French-owned U.S. cable company Altice has announced it will soon be offering its users 86 percent slower broadband service—for the same price. It’s the latest example of a U.S. broadband market that sees little incentive to compete on price or performance in the face of limited competition and flimsy oversight.
Starting on July 12, the company will be significantly reducing upstream speeds across most of its broadband tiers for new users. For example, users on the company’s 100 Mbps downstream tier will see their upstream speeds slashed from 35 Mbps to just 5 Mbps. Users on its 200 Mbps tier will see their upstream speeds reduced from 35 Mbps to 10 Mbps.
The changes won’t impact existing users for now, but users hoping to switch plans or nab a new bundle promotion will inevitably be shoveled toward the new, slower tiers.
Altice, which acquired U.S. cable company Cablevision and its Optimum broadband service in 2016, told Ars Technica that the changes were not due to any performance issues on the network. Instead, Altice claimed the changes were an attempt to bring the company’s service speeds "in line with other ISPs and aligned with the industry."
In short, Altice intends to take full advantage of limited competition and feckless government oversight by charging users more money for a worse product.
“This is jaw-droppingly perverse logic—and a neat parable about the problems of market-based service provision without competition,” activist and author Cory Doctorow said of the company’s plans. “It’s not always the case that competition sends corporations on a race to the top — but for-profit monopolies always race to the bottom.”
Up to 42 million Americans lack access to broadband. 83 million currently live under a broadband monopoly where they have the choice of just one ISP—usually Comcast. Millions more live under a duopoly, where their only choice consists of a cable giant or a phone company that has often neglected its DSL lines and aging infrastructure.
With virtually no competition at faster speeds, entrenched cable providers have little incentive to compete on price, shore up spotty coverage, or improve what is historically terrible customer service. And with regulators and lawmakers heavily lobbied by the same companies, US leaders routinely turn a blind eye to this very profitable dysfunction.

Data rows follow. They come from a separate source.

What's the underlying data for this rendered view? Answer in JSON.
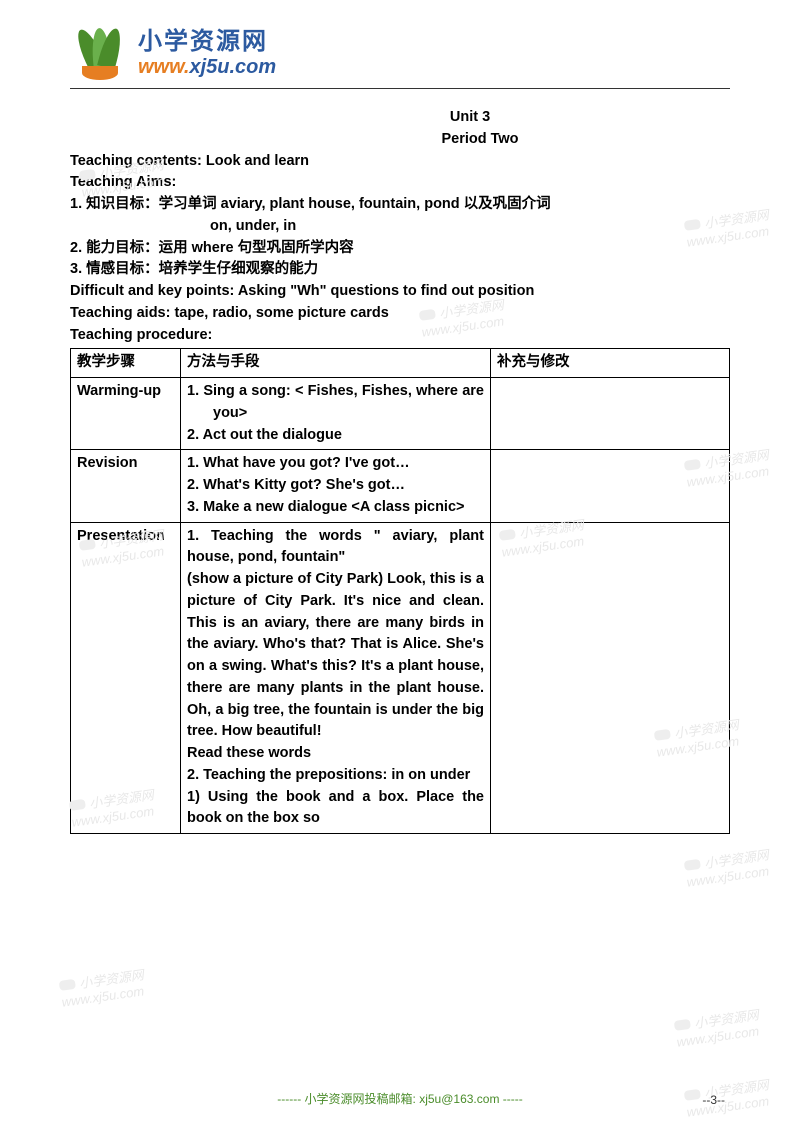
{
  "logo": {
    "cn_text": "小学资源网",
    "url_w": "www.",
    "url_rest": "xj5u.com"
  },
  "header": {
    "unit": "Unit 3",
    "period": "Period Two",
    "contents_label": "Teaching contents: Look and learn",
    "aims_label": "Teaching Aims:",
    "aim1": "1.  知识目标：学习单词 aviary, plant house, fountain, pond 以及巩固介词",
    "aim1_cont": "on, under, in",
    "aim2": "2.  能力目标：运用 where 句型巩固所学内容",
    "aim3": "3.  情感目标：培养学生仔细观察的能力",
    "difficult": "Difficult and key points: Asking \"Wh\" questions to find out position",
    "aids": "Teaching aids: tape, radio, some picture cards",
    "procedure": "Teaching procedure:"
  },
  "table": {
    "headers": {
      "col1": "教学步骤",
      "col2": "方法与手段",
      "col3": "补充与修改"
    },
    "rows": [
      {
        "step": "Warming-up",
        "method": [
          "1.  Sing a song: < Fishes, Fishes, where are you>",
          "2.  Act out the dialogue"
        ]
      },
      {
        "step": "Revision",
        "method": [
          "1.  What have you got? I've got…",
          "2.  What's Kitty got? She's got…",
          "3.  Make a new dialogue <A class picnic>"
        ]
      },
      {
        "step": "Presentation",
        "method_block": "1. Teaching the words \" aviary, plant house, pond, fountain\"\n (show a picture of City Park) Look, this is a picture of City Park. It's nice and clean. This is an aviary, there are many birds in the aviary. Who's that? That is Alice. She's on a swing. What's this? It's a plant house, there are many plants in the plant house. Oh, a big tree, the fountain is under the big tree. How beautiful!\nRead these words\n2. Teaching the prepositions:  in on under\n1) Using the book and a box. Place the book on the box so"
      }
    ]
  },
  "footer": {
    "text": "------ 小学资源网投稿邮箱: xj5u@163.com -----",
    "page": "--3--"
  },
  "watermarks": {
    "text": "小学资源网",
    "url": "www.xj5u.com"
  }
}
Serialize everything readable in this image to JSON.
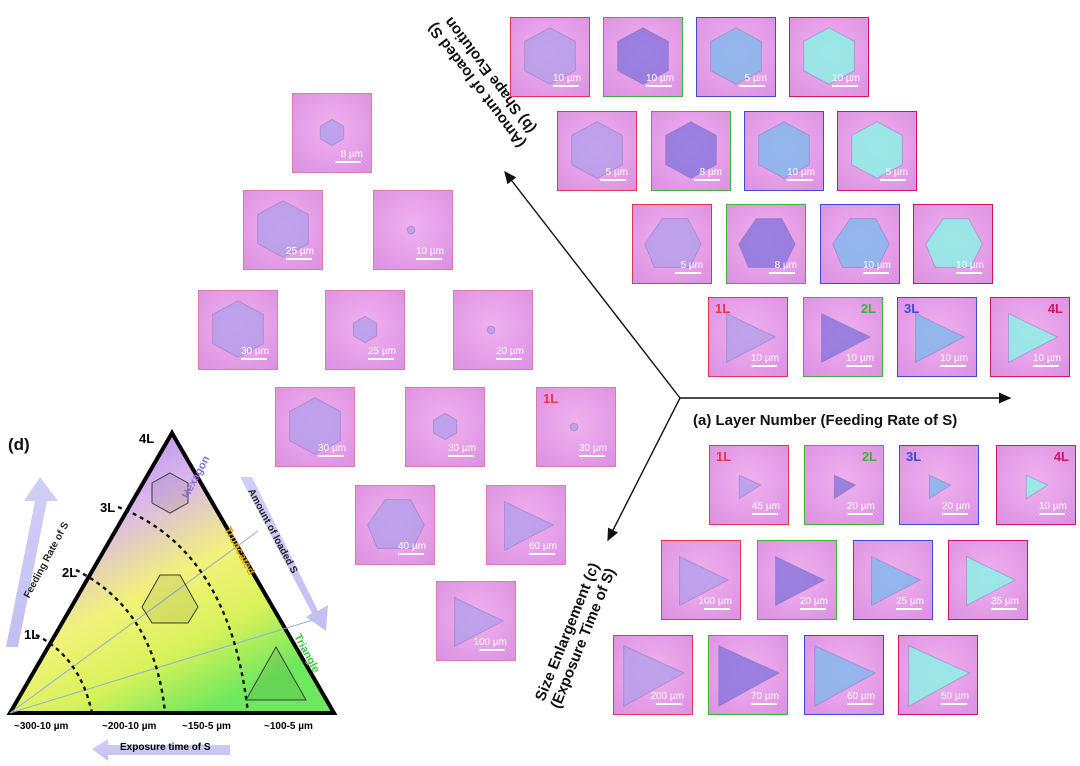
{
  "colors": {
    "red": "#e8344f",
    "green": "#3cb43c",
    "blue": "#3a4fd0",
    "magenta": "#d4145a",
    "tile_pink": "#e8a0e8",
    "hexagon_purple": "#8c6cd8",
    "truncated_yellow": "#e0a800",
    "triangle_green": "#3cc83c"
  },
  "axes": {
    "a": "(a)  Layer Number (Feeding Rate of S)",
    "b_line1": "(b) Shape Evolution",
    "b_line2": "(Amount of loaded S)",
    "c_line1": "Size Enlargement  (c)",
    "c_line2": "(Exposure Time of S)"
  },
  "panel_d": {
    "label": "(d)",
    "layers": [
      "1L",
      "2L",
      "3L",
      "4L"
    ],
    "bottom_labels": [
      "~300-10 µm",
      "~200-10 µm",
      "~150-5 µm",
      "~100-5 µm"
    ],
    "exposure_label": "Exposure time of  S",
    "feeding_label": "Feeding Rate of S",
    "loaded_label": "Amount of loaded S",
    "hexagon": "Hexagon",
    "truncated": "Truncated",
    "triangle": "Triangle"
  },
  "panel_a_tiles": [
    {
      "tag": "",
      "scale": "10 µm",
      "shape": "hex",
      "border": "red",
      "layer": 1
    },
    {
      "tag": "",
      "scale": "10 µm",
      "shape": "hex",
      "border": "green",
      "layer": 2
    },
    {
      "tag": "",
      "scale": "5 µm",
      "shape": "hex",
      "border": "blue",
      "layer": 3
    },
    {
      "tag": "",
      "scale": "10 µm",
      "shape": "hex",
      "border": "magenta",
      "layer": 4
    },
    {
      "tag": "",
      "scale": "5 µm",
      "shape": "hex",
      "border": "red",
      "layer": 1
    },
    {
      "tag": "",
      "scale": "8 µm",
      "shape": "hex",
      "border": "green",
      "layer": 2
    },
    {
      "tag": "",
      "scale": "10 µm",
      "shape": "hex",
      "border": "blue",
      "layer": 3
    },
    {
      "tag": "",
      "scale": "5 µm",
      "shape": "hex",
      "border": "magenta",
      "layer": 4
    },
    {
      "tag": "",
      "scale": "5 µm",
      "shape": "trunc",
      "border": "red",
      "layer": 1
    },
    {
      "tag": "",
      "scale": "8 µm",
      "shape": "trunc",
      "border": "green",
      "layer": 2
    },
    {
      "tag": "",
      "scale": "10 µm",
      "shape": "trunc",
      "border": "blue",
      "layer": 3
    },
    {
      "tag": "",
      "scale": "10 µm",
      "shape": "trunc",
      "border": "magenta",
      "layer": 4
    },
    {
      "tag": "1L",
      "scale": "10 µm",
      "shape": "tri",
      "border": "red",
      "layer": 1
    },
    {
      "tag": "2L",
      "scale": "10 µm",
      "shape": "tri",
      "border": "green",
      "layer": 2
    },
    {
      "tag": "3L",
      "scale": "10 µm",
      "shape": "tri",
      "border": "blue",
      "layer": 3
    },
    {
      "tag": "4L",
      "scale": "10 µm",
      "shape": "tri",
      "border": "magenta",
      "layer": 4
    }
  ],
  "panel_b_tiles": [
    {
      "tag": "",
      "scale": "8 µm",
      "shape": "hexsmall"
    },
    {
      "tag": "",
      "scale": "25 µm",
      "shape": "hex"
    },
    {
      "tag": "",
      "scale": "10 µm",
      "shape": "dot"
    },
    {
      "tag": "",
      "scale": "30 µm",
      "shape": "hex"
    },
    {
      "tag": "",
      "scale": "25 µm",
      "shape": "hexsmall"
    },
    {
      "tag": "",
      "scale": "20 µm",
      "shape": "dot"
    },
    {
      "tag": "",
      "scale": "30 µm",
      "shape": "hex"
    },
    {
      "tag": "",
      "scale": "30 µm",
      "shape": "hexsmall"
    },
    {
      "tag": "1L",
      "scale": "30 µm",
      "shape": "dot"
    },
    {
      "tag": "",
      "scale": "40 µm",
      "shape": "trunc"
    },
    {
      "tag": "",
      "scale": "60 µm",
      "shape": "tri"
    },
    {
      "tag": "",
      "scale": "100 µm",
      "shape": "tri"
    }
  ],
  "panel_c_tiles": [
    {
      "tag": "1L",
      "scale": "45 µm",
      "shape": "trismall",
      "border": "red",
      "layer": 1
    },
    {
      "tag": "2L",
      "scale": "20 µm",
      "shape": "trismall",
      "border": "green",
      "layer": 2
    },
    {
      "tag": "3L",
      "scale": "20 µm",
      "shape": "trismall",
      "border": "blue",
      "layer": 3
    },
    {
      "tag": "4L",
      "scale": "10 µm",
      "shape": "trismall",
      "border": "magenta",
      "layer": 4
    },
    {
      "tag": "",
      "scale": "100 µm",
      "shape": "tri",
      "border": "red",
      "layer": 1
    },
    {
      "tag": "",
      "scale": "20 µm",
      "shape": "tri",
      "border": "green",
      "layer": 2
    },
    {
      "tag": "",
      "scale": "25 µm",
      "shape": "tri",
      "border": "blue",
      "layer": 3
    },
    {
      "tag": "",
      "scale": "35 µm",
      "shape": "tri",
      "border": "magenta",
      "layer": 4
    },
    {
      "tag": "",
      "scale": "200 µm",
      "shape": "tribig",
      "border": "red",
      "layer": 1
    },
    {
      "tag": "",
      "scale": "70 µm",
      "shape": "tribig",
      "border": "green",
      "layer": 2
    },
    {
      "tag": "",
      "scale": "60 µm",
      "shape": "tribig",
      "border": "blue",
      "layer": 3
    },
    {
      "tag": "",
      "scale": "50 µm",
      "shape": "tribig",
      "border": "magenta",
      "layer": 4
    }
  ]
}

Frustrated by this gridlock, more than 750 US towns and cities have pursued some variation of community-owned broadband. Studies have shown such home-grown networks routinely provide faster broadband service at significantly lower rates.
But prodded by telecom giants, 17 States have monopoly-backed laws restricting community broadband. Ohio lawmakers are currently debating embedding new restrictions that would be included as part of a budget bill. Last February, House Republicans proposed a new law that would have banned community broadband in the US entirely.
The Biden administration’s vague $100 billion broadband plan originally included a promise to fund community broadband. But it’s unclear if such a promise will survive Congressional infrastructure negotiations, which have already reduced the proposal’s scope by $35 billion in a bid to gain Senate Republican approval.
“Public broadband provision is a no-brainer, just like electrification and interstates — essential public goods that require large-scale, muscular government intervention to weld the nation together and propel it into the future,” Doctorow said.